VM Labs
VM Labs was a semiconductor and platform company, founded in 1995 in Los Altos, Silicon Valley, California.
Founded | 1995 |
---|---|
Founder | Richard Miller |
Defunct | 2002 |
Headquarters | , California |
Products | semiconductors, platforms |
Products
The company's technology and NUON brand was used in DVD players from Toshiba, Samsung and RCA, as well as the Streamaster IP set-top box from Motorola.
The Nuon platform was featured in the specialized media for the 3D video game titles it would bring to DVD players and set-top boxes, as well as for the features that were not available on other DVD players when playing standard DVD-formatted titles. Notable embedded features included Jeff Minter's Virtual Light Machine (VLM) for music, real-time zoom, gamma-correction and smooth reverse shuttle.
Although Nuon DVD technology was initially supported by various Hollywood studios with plans to release several enhanced DVD titles, only four were ultimately released, including Bedazzled and Planet of the Apes.
History
The founder of VM Labs, Richard Miller, was a former vice president of Atari Corporation, and several prominent VM Labs employees (including Jeff Minter and John Mathieson) were also associated with Atari Corporation.[1]

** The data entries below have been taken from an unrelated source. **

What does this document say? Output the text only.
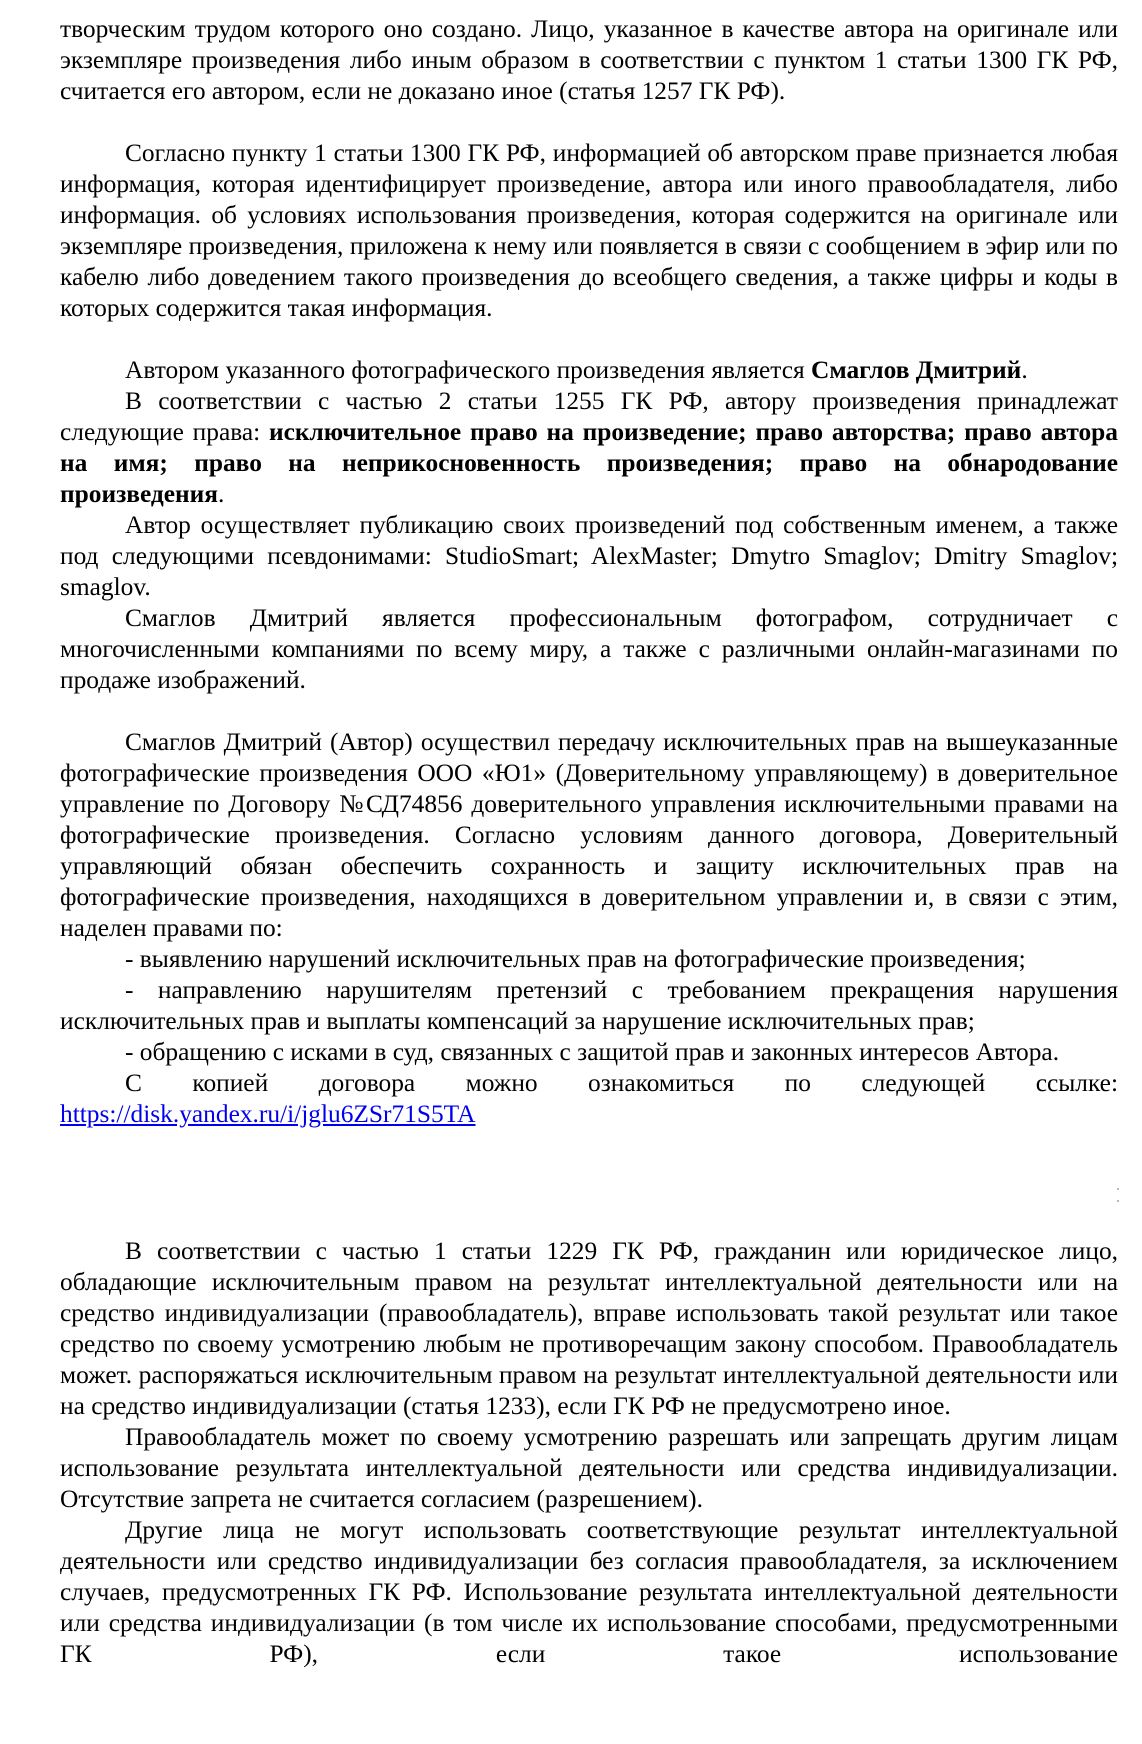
творческим трудом которого оно создано. Лицо, указанное в качестве автора на оригинале или экземпляре произведения либо иным образом в соответствии с пунктом 1 статьи 1300 ГК РФ, считается его автором, если не доказано иное (статья 1257 ГК РФ).

Согласно пункту 1 статьи 1300 ГК РФ, информацией об авторском праве признается любая информация, которая идентифицирует произведение, автора или иного правообладателя, либо информация. об условиях использования произведения, которая содержится на оригинале или экземпляре произведения, приложена к нему или появляется в связи с сообщением в эфир или по кабелю либо доведением такого произведения до всеобщего сведения, а также цифры и коды в которых содержится такая информация.

Автором указанного фотографического произведения является Смаглов Дмитрий.

В соответствии с частью 2 статьи 1255 ГК РФ, автору произведения принадлежат следующие права: исключительное право на произведение; право авторства; право автора на имя; право на неприкосновенность произведения; право на обнародование произведения.

Автор осуществляет публикацию своих произведений под собственным именем, а также под следующими псевдонимами: StudioSmart; AlexMaster; Dmytro Smaglov; Dmitry Smaglov; smaglov.

Смаглов Дмитрий является профессиональным фотографом, сотрудничает с многочисленными компаниями по всему миру, а также с различными онлайн-магазинами по продаже изображений.

Смаглов Дмитрий (Автор) осуществил передачу исключительных прав на вышеуказанные фотографические произведения ООО «Ю1» (Доверительному управляющему) в доверительное управление по Договору №СД74856 доверительного управления исключительными правами на фотографические произведения. Согласно условиям данного договора, Доверительный управляющий обязан обеспечить сохранность и защиту исключительных прав на фотографические произведения, находящихся в доверительном управлении и, в связи с этим, наделен правами по:

- выявлению нарушений исключительных прав на фотографические произведения;

- направлению нарушителям претензий с требованием прекращения нарушения исключительных прав и выплаты компенсаций за нарушение исключительных прав;

- обращению с исками в суд, связанных с защитой прав и законных интересов Автора.

С копией договора можно ознакомиться по следующей ссылке:

https://disk.yandex.ru/i/jglu6ZSr71S5TA

В соответствии с частью 1 статьи 1229 ГК РФ, гражданин или юридическое лицо, обладающие исключительным правом на результат интеллектуальной деятельности или на средство индивидуализации (правообладатель), вправе использовать такой результат или такое средство по своему усмотрению любым не противоречащим закону способом. Правообладатель может. распоряжаться исключительным правом на результат интеллектуальной деятельности или на средство индивидуализации (статья 1233), если ГК РФ не предусмотрено иное.

Правообладатель может по своему усмотрению разрешать или запрещать другим лицам использование результата интеллектуальной деятельности или средства индивидуализации. Отсутствие запрета не считается согласием (разрешением).

Другие лица не могут использовать соответствующие результат интеллектуальной деятельности или средство индивидуализации без согласия правообладателя, за исключением случаев, предусмотренных ГК РФ. Использование результата интеллектуальной деятельности или средства индивидуализации (в том числе их использование способами, предусмотренными ГК РФ), если такое использование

After critical funding collapsed shortly after September 11, 2001, VM Labs was sold to Genesis Microchip after a brief period in Chapter 11.
Genesis Microchip planned to integrate the Nuon and Faroudja technologies for the DVD market, and ultimately used the NUON technology in HDTV chipsets. As an expanded DVD format and video game platform, as of November 2004, there were no Nuon-enabled DVD players shipping and no new Nuon software titles.
Timeline
1995 – Company founded in Los Altos, CA. Seed financing and non-exclusive license agreement with Motorola for media processor design.
1996 – First Nuon Media Processor design delivered to Motorola for layout
1997 – Prototype silicon received. Second silicon (Quad-core "Oz") delivered to customers.
1999 – Production shipments of quad-core "Aries-1" silicon, operating system and firmware to Motorola, Samsung, RCA and others.
2000 – "Aries-2" begins production
2001 – "Aries-3" silicon (first fully designed at VM Labs) begins production. This design was faster, lower cost, lower power and more highly integrated than the Motorola versions, and fabricated at TSMC.
Feb 2002 – Genesis Microchip acquires VM Lab's assets and hires 50 remaining employees
References
- "Project X: A Mario Killer in the Making". Next Generation. No. 35. Imagine Media. November 1997. p. 17.
- Moss, Richard (28 June 2015). "Remembering Nuon, the gaming chip that nearly changed the world—but didn't". Ars Technica. Condé Nast. Retrieved 3 January 2016.